Se vi sembra esagerato, pensate al fenomeno delle “grandi dimissioni” post-pandemia, anche se ora pare che il trend si sia invertito. Gente che mollava il posto di lavoro come se fosse un vecchio maglione infeltrito. E perché? Non solo per i soldi (anche se quelli aiutano, diciamocelo), ma per cose come il work-life balance, l’inclusività e un ambiente che non ti faccia venire l’orticaria ogni lunedì mattina. E a proposito di Covid, quando c’era la pandemia, tutti a casa in smart working. Sembrava una pacchia, ma poi molti capi hanno iniziato a storcere il naso: “Troppa flessibilità fa male ai grafici!”. E invece…sorpresa, i lavoratori lo adorano. Non si tratta di poltrire in pigiama, ma di sentirsi più liberi e produttivi.

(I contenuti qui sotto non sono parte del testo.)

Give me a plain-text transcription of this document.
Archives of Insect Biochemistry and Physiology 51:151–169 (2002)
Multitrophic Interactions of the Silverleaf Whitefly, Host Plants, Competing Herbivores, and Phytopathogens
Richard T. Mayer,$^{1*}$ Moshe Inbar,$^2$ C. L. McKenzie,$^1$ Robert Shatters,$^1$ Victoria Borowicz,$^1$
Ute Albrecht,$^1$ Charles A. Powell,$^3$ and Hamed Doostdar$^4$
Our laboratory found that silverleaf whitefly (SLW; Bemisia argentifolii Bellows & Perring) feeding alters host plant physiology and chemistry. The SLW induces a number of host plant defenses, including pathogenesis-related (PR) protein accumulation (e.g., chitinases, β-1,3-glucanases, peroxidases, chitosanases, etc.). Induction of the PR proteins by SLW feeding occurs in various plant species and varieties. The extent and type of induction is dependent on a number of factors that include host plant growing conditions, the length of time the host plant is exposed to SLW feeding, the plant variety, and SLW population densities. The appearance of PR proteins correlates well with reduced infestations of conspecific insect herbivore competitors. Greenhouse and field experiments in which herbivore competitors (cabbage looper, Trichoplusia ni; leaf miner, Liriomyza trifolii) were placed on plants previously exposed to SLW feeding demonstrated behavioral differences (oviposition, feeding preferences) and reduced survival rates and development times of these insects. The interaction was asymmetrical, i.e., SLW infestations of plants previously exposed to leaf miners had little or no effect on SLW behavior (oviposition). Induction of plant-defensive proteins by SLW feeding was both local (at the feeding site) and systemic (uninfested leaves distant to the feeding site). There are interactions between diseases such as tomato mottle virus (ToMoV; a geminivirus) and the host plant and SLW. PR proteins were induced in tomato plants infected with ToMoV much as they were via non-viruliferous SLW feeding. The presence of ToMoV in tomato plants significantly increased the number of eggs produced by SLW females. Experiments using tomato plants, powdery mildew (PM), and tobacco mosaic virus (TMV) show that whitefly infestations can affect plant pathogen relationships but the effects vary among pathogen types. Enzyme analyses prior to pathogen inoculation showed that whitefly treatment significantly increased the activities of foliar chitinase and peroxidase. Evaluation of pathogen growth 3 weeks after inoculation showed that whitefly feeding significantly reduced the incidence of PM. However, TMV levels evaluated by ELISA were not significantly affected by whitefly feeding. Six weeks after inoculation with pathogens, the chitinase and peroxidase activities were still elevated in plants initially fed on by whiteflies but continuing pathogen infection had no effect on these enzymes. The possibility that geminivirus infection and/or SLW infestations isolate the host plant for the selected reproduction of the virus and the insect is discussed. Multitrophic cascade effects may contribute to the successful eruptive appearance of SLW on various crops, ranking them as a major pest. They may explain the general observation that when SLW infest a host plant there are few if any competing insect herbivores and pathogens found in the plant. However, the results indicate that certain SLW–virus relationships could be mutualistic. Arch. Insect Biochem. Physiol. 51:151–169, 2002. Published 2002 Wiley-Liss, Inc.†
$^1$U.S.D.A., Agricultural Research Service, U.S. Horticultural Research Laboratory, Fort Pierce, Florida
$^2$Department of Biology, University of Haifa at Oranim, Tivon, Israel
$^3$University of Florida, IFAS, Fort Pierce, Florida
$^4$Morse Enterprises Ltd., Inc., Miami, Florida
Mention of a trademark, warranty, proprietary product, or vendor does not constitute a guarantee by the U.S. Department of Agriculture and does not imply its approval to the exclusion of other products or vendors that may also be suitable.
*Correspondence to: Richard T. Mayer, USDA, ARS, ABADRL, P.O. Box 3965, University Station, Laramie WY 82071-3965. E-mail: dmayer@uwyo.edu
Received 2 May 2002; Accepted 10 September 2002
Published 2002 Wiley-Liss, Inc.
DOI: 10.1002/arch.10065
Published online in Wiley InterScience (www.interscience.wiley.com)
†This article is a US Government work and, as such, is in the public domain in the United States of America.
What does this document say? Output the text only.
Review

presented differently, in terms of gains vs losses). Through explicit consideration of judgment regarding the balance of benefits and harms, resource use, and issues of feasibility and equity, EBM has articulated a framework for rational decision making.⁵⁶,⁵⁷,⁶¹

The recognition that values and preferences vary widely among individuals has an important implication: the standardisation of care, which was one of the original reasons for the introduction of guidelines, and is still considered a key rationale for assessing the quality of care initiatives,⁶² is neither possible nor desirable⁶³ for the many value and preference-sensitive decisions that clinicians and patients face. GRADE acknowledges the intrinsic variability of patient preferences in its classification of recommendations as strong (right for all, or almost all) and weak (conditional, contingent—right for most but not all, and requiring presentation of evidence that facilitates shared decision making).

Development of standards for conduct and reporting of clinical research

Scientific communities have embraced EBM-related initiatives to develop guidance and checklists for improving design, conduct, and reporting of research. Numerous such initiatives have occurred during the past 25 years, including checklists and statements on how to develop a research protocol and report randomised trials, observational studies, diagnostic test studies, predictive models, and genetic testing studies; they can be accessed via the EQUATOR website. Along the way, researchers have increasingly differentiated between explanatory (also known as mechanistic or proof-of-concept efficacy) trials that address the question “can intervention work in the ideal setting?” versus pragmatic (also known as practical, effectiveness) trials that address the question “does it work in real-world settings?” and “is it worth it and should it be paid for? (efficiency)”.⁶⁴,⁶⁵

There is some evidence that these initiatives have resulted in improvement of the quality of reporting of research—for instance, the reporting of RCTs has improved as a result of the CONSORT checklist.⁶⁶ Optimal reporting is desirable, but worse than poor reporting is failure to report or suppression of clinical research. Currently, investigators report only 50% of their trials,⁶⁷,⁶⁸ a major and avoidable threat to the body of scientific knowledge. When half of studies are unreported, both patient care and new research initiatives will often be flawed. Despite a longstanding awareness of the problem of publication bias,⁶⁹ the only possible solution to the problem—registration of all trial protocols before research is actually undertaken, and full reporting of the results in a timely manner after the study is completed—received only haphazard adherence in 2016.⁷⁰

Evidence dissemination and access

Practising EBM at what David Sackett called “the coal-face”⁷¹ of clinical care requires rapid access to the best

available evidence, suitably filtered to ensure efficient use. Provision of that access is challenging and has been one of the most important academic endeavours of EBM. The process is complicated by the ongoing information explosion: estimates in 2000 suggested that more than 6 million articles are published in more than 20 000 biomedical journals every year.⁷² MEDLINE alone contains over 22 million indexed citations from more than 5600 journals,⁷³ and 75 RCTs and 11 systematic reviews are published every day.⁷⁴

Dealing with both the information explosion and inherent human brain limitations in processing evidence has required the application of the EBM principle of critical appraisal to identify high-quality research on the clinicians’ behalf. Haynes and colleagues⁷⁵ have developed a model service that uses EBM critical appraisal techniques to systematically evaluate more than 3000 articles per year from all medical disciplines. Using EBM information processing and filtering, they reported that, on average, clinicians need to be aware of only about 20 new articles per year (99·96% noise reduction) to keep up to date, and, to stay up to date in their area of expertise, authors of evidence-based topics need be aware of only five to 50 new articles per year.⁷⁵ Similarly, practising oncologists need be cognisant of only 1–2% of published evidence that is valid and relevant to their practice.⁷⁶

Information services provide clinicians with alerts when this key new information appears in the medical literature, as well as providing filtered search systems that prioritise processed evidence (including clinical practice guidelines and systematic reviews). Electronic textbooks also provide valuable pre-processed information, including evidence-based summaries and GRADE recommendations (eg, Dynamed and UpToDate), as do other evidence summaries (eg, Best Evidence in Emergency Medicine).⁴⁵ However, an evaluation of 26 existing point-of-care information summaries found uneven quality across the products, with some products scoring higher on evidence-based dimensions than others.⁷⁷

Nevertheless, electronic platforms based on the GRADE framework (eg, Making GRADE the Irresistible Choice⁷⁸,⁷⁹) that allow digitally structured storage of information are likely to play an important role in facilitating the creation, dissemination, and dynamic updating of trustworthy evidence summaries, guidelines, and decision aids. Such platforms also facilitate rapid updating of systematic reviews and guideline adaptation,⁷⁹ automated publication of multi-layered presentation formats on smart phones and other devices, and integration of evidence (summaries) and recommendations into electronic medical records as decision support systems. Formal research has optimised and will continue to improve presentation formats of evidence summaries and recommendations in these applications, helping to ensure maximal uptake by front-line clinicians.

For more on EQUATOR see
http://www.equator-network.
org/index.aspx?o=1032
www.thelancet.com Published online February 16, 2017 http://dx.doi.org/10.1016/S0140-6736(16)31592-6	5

Chi non capisce questa esigenza rischia grosso: gente che sbatte la porta e cerca un’azienda che capisca davvero cosa vuol dire “lavorare bene”. A ribadire il concetto c’è Stephan Meier, il prof della Columbia Business School che di ste cose ne sa un botto e che nel suo libro The Employee Advantage spiega come mettere i dipendenti al centro non sia solo una questione di buon cuore, ma una strategia vincente. Le aziende che trattano bene i loro collaboratori non solo fatturano di più, ma innovano meglio. Praticamente un win-win: felici loro, felice il bilancio.
Che raga, sembra una cazzata, eppure sappiamo bene che non è così scontato trovare aziende e capi di aziende che abbiano capito la cosa.
Ma cosa vuol dire, in pratica, “ascoltare i dipendenti“? Non basta fare la riunione annuale con le brioche. Parliamo di creare spazi di dialogo veri, di dare importanza al feedback e, soprattutto, di agire di conseguenza. Se un dipendente dice che l’ufficio sembra un bunker, magari metti due piante e apri una finestra e lui ti ripagherà. Il messaggio per i boss? Cambiare o sparire: le aziende che non si aggiornano resteranno indietro. E no, non basta un ping pong in sala relax per fare i fighi: serve una rivoluzione vera. Il dipendente felice lavora meglio e fa guadagnare di più. Quindi, cari manager, fatevi furbi: ascoltate la squadra. Perché un dipendente soddisfatto non è solo una buona pubblicità, ma una macchina da guerra per il business.